The article says that the meetings were “funded by major pharmaceutical companies that paid hundreds of thousands of dollars for the chance to affect the thinking of the Food and Drug Administration,” according to e-mails that the newspaper obtained. Based on my own perusal of some relevant web sites, it seems that the meetings concerned FDA’s ongoing discussions about how to tighten restrictions on narcotics and create a framework for the review of a new class of drugs that have less abuse potential than existing medicines.
Meetings of this nature are not unusual. They span multiple political administrations and FDA Commissioners. They happened during the Bush and Clinton Administrations and continue today.
The fact remains that somebody has to pay for a scientific meeting. It usually ends up being the participants with the deepest pockets that get hit up.
In a nutshell, FDA can’t easily convene experts to engage in discussions on broad scientific issues and regulatory principles. FDA is greatly constrained in how it can hold meetings, and especially in its ability to pay for them.
So it’s not uncommon to see agency scientists attend meetings convened by private organizations. This is especially true when it comes to public-private collaborations (similar to the meeting in question by the Washington Post) where regulated companies will work with academic groups to put together seminars, working groups, and other kinds of clinical forums. In this case, the group was organized by two medical professors, Robert Dworkin of the University of Rochester and Dennis Turk of the University of Washington
Consumer groups are crying foul today based on the Washington Post reporting. But it’s probably the case that every major step FDA has taken over the last decade to tighten its safety requirements around drugs (steps applauded by these same groups) was shaped, in some fashion, by FDA’s dialogue with outside clinical forums that looked like the one profiled by today’s Washington Post. Most (if not all) of these gatherings were at least partially funded by companies who had a stake in the outcome.
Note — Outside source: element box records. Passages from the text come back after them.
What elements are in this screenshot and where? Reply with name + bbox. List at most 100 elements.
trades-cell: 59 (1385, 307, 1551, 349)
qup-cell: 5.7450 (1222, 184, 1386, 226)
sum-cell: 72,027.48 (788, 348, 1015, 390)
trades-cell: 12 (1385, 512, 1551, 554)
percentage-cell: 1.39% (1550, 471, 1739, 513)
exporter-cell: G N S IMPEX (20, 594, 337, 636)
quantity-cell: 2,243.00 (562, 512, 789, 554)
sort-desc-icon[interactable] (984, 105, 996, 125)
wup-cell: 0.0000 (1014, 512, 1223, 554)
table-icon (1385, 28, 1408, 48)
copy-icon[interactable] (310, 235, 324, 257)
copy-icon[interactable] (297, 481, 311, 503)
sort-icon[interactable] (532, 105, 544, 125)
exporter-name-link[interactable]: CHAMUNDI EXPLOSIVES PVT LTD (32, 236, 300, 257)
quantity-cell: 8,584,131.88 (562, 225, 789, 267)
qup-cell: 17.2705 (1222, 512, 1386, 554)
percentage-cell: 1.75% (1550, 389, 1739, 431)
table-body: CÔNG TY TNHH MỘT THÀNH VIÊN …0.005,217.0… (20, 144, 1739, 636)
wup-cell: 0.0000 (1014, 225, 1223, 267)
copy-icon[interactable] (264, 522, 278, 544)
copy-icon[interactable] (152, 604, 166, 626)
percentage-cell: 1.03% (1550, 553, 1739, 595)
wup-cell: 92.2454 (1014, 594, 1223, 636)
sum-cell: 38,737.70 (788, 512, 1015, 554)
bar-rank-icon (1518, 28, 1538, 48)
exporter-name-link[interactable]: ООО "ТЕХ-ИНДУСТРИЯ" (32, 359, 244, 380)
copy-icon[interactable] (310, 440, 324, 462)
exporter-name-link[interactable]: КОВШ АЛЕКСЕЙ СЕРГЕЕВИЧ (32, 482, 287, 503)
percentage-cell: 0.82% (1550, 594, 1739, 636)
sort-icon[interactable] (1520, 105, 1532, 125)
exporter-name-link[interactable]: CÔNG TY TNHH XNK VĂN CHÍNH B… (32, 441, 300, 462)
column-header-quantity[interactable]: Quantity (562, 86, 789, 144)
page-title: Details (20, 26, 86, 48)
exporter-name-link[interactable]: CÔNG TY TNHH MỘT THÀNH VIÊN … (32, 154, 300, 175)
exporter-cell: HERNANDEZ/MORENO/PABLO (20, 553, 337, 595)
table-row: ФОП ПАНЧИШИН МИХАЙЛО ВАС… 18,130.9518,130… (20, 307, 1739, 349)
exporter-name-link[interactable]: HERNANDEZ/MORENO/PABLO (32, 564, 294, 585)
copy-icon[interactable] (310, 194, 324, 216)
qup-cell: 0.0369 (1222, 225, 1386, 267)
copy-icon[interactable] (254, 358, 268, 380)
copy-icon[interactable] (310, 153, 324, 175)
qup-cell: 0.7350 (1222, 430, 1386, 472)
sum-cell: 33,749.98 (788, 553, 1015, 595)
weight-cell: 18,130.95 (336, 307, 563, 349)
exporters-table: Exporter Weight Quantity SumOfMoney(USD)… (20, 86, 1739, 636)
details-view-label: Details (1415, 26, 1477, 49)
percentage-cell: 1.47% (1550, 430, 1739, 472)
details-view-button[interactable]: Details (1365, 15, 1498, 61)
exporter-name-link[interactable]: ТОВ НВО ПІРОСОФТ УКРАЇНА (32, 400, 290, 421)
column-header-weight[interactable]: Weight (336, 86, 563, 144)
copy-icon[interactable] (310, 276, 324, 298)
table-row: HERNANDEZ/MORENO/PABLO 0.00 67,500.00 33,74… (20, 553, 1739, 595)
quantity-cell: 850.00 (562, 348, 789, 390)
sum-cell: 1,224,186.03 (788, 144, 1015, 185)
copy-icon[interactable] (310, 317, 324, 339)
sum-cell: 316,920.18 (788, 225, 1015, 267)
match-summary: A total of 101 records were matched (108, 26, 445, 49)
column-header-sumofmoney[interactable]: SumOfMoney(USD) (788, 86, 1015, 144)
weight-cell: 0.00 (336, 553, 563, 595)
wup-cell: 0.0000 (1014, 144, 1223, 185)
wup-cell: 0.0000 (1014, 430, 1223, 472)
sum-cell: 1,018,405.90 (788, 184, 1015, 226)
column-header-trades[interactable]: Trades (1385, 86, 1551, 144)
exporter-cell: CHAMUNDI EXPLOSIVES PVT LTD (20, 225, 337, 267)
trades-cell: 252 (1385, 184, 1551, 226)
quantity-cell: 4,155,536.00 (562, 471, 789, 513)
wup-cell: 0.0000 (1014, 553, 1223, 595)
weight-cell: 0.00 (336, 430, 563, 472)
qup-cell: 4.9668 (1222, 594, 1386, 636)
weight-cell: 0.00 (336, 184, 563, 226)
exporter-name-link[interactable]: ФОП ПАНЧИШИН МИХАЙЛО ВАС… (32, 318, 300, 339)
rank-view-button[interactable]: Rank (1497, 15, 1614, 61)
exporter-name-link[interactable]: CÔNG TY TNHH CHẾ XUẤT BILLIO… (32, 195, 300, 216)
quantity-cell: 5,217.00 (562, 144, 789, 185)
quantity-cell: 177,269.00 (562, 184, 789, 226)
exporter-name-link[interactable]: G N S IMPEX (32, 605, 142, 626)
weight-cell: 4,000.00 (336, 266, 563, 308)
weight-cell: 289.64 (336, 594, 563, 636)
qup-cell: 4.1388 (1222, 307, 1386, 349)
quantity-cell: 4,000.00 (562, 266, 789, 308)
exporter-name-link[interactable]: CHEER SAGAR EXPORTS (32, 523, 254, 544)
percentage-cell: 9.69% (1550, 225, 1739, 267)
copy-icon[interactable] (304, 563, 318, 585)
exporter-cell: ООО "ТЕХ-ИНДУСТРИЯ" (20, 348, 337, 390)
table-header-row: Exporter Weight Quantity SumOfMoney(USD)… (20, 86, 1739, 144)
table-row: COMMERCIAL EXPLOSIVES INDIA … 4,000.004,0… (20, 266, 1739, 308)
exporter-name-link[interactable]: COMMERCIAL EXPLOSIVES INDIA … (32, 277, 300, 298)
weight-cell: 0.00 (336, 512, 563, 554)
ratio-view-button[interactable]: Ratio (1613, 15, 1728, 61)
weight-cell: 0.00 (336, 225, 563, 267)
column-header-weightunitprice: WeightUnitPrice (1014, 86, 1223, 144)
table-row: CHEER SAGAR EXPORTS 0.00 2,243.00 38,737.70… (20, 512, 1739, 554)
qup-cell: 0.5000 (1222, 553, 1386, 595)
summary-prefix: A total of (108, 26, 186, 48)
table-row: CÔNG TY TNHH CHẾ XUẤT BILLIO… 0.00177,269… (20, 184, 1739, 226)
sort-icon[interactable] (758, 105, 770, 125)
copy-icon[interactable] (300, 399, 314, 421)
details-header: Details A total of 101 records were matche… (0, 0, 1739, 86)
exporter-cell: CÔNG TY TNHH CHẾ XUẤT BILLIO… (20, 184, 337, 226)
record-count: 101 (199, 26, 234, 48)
In many cases, these kinds of gatherings have tight governance that puts academic leaders or professional societies in charge of content. They are sometimes open to the public, or invite public advocates to participate in discussions.
Those latching on to the story to decry FDA’s involvement in the gathering better take note. Much of the agency’s ability to interact with the broader scientific community, inform its work, and shed some transparency around its deliberations stems from its willingness in recent years to engage in these sorts of gatherings.
The FDA can (and often does) demand certain measures of governance around gatherings where it joins. Often times, it asks for an obligation to make meetings open or report findings and conclusions. Moreover, for the last few years, FDA has been unusually candid about its regulatory work to shape guidance for the review of a new class of narcotics. It’s hard to believe anything fashioned in this meeting was not communicated widely.
To indict the practice of FDA participating in these sorts of public-private seminars could make the entire regulatory process far more insular, and a lot less transparent.